My next ask became identifying the various processes of a business creating good and find a meaningful way to situate these within a framework. The question becomes, what imaginary will I situate such efforts in?
To better understand those processes I have created a flow chart of processes. This is a rough outline, and in reality occurs in a cyclical web, not in linear steps as I have depicted here.
- A business decides on a strategy for good, extent and form varies widely
- Incentivized by owners ethical inclination
- Incentivized by consumer demand
- The business makes changes to standards, organizational structure, and communicates this to consumers
- The production standards of a good change in line with new standards, impacting production workers in nationalized supply chains
- The interactions between the business and consumer communities change, most often impacting the way a business interacts with consumers in a given local
- Consumers purchase ethically marked products OR purchase from an ethical businesses
- The consumer learns of the ethical component from various symbols; including certification labels or words such as ethical, green, or equal. Facts are often not advertised, rather the consumer trusts the imaginary projected by the product or business.

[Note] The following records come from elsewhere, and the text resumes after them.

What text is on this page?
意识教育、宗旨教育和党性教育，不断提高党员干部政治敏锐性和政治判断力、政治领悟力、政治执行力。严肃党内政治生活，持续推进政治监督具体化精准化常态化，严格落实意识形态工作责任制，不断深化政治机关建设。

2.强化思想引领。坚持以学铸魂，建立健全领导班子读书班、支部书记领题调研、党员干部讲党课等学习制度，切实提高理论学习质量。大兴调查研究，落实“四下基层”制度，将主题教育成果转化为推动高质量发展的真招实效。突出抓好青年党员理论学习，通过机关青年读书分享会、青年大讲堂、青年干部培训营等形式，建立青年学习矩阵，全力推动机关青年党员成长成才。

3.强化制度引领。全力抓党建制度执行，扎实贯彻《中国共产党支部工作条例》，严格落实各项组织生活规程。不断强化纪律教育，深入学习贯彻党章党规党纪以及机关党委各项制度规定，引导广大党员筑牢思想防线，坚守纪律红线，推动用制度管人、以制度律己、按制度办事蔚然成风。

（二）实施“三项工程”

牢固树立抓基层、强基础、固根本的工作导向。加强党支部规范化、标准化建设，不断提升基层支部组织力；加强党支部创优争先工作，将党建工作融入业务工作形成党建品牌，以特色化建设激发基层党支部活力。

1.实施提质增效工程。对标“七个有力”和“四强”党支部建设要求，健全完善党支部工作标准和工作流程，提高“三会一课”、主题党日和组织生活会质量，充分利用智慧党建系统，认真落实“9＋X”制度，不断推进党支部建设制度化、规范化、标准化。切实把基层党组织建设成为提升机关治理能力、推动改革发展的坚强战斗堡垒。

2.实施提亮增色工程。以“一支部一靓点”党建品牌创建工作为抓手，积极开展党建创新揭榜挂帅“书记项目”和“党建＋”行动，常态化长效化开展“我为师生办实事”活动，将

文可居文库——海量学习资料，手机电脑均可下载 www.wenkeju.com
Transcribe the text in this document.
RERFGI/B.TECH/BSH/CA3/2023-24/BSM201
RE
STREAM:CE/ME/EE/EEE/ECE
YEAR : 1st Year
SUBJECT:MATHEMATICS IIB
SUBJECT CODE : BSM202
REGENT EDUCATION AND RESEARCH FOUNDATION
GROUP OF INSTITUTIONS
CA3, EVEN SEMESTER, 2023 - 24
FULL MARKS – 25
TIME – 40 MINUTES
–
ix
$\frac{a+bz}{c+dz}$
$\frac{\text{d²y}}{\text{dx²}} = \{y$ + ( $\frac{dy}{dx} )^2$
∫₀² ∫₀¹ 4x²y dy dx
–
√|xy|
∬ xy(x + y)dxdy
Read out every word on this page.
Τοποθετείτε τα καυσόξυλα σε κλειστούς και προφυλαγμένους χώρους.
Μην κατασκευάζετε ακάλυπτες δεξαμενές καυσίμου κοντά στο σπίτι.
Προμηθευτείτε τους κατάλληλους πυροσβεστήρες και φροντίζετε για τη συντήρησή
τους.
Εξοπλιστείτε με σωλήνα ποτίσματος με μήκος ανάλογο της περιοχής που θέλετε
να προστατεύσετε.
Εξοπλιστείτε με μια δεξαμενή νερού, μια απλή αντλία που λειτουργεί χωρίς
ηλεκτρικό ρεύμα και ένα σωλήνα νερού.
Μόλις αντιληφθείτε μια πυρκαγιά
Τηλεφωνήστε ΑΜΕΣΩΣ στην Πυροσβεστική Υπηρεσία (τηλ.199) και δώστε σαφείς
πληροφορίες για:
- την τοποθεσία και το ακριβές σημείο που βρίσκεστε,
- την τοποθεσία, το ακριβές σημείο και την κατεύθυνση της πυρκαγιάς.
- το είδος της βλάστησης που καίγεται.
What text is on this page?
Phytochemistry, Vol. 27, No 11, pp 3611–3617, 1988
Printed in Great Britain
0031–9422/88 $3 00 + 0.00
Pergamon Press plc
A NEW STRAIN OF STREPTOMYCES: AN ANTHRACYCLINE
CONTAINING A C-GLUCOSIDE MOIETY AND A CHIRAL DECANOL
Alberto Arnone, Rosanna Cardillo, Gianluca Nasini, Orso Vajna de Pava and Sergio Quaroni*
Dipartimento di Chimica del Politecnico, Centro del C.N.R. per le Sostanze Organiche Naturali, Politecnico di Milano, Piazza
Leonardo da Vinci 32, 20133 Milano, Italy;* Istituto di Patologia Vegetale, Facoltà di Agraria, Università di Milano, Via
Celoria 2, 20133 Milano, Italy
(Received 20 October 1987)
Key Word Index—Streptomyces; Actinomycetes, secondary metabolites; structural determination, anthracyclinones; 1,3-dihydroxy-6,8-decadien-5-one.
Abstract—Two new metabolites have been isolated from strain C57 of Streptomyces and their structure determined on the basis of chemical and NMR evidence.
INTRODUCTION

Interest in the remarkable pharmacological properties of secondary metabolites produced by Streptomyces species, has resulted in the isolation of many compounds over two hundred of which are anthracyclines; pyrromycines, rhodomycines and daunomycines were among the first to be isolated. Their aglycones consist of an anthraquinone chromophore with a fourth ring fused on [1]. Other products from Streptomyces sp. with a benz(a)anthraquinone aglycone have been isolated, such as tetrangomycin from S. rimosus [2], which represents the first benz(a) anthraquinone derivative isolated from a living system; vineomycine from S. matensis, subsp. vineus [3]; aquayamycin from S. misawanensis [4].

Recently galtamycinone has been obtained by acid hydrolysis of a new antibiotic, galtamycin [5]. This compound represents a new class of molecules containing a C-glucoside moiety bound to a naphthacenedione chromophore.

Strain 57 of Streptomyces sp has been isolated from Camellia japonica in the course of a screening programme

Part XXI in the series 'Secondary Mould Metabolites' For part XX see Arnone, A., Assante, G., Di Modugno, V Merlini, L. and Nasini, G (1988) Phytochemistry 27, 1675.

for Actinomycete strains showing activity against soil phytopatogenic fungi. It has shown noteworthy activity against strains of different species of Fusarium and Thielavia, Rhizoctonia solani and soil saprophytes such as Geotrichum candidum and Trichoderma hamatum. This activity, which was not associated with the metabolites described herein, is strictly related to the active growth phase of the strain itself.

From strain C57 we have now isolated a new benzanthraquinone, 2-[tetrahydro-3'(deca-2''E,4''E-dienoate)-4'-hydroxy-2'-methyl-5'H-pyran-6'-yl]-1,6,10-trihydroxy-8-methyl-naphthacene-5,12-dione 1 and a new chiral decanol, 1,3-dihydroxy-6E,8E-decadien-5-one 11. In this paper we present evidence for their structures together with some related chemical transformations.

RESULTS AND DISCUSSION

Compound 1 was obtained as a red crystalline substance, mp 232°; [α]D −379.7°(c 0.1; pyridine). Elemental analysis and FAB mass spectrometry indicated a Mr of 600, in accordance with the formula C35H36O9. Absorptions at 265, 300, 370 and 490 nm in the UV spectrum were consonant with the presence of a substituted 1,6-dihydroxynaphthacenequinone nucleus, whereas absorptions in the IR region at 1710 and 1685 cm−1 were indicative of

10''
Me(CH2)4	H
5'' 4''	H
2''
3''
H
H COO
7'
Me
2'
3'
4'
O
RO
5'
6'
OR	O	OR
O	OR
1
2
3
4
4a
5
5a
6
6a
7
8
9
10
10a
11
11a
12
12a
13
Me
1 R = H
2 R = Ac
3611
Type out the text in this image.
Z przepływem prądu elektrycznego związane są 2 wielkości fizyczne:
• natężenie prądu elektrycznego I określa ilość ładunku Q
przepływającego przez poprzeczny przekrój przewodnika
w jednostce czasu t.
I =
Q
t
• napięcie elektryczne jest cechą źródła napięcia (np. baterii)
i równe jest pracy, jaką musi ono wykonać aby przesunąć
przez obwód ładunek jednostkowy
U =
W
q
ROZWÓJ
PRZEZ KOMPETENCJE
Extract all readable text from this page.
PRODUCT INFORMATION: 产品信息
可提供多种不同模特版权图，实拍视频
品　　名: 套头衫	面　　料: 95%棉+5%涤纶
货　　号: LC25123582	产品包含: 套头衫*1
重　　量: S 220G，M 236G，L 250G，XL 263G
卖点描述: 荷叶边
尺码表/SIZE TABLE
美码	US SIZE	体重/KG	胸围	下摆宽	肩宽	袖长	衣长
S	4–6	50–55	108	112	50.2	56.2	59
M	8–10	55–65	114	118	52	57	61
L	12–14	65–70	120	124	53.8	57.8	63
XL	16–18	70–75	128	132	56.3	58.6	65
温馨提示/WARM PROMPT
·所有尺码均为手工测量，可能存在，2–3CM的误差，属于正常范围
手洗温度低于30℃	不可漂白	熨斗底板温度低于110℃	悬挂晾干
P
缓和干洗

- The purchasing of the product or from the business results in the trusted and intended ethical impact
- The purchasing of the product or business results in the creation of consumer identity given the meanings imbedded in the good and the practice of ethical buying.
- The consumer believes their money contributes good to the world
- The consumer believes they have done good for the world; their identity as an ethical person raises
- The cycle repeats.
- The neoliberal market is transformed step by step OR good is created but the overall structure is not impacted
Situating my framework requires a situation in the imaginary where these actors, processes, and ideas intersect. A business is a place where consumer ideology of ethical consumption and personal identity interacts with a stores effort of ethical production, all packaged nicely for consumption by the symbols of certifications or corporate initiatives.
An important processes within these interactions is the reproduction of trust. The entire system relies on trust. Businesses trust in the certification body or internal initiative to provide a standard and label which sells, while consumers trust the certification to deliver the ideas they believe it represents, and trust the businesses to only sell products with verified ethical attributes. A certified business, or one which sells certified products, becomes a space where a consumer does not have to engage with their actions, but can trust the businesses to provide them both the ethical products they wish to support and the personal identity they desire to obtain.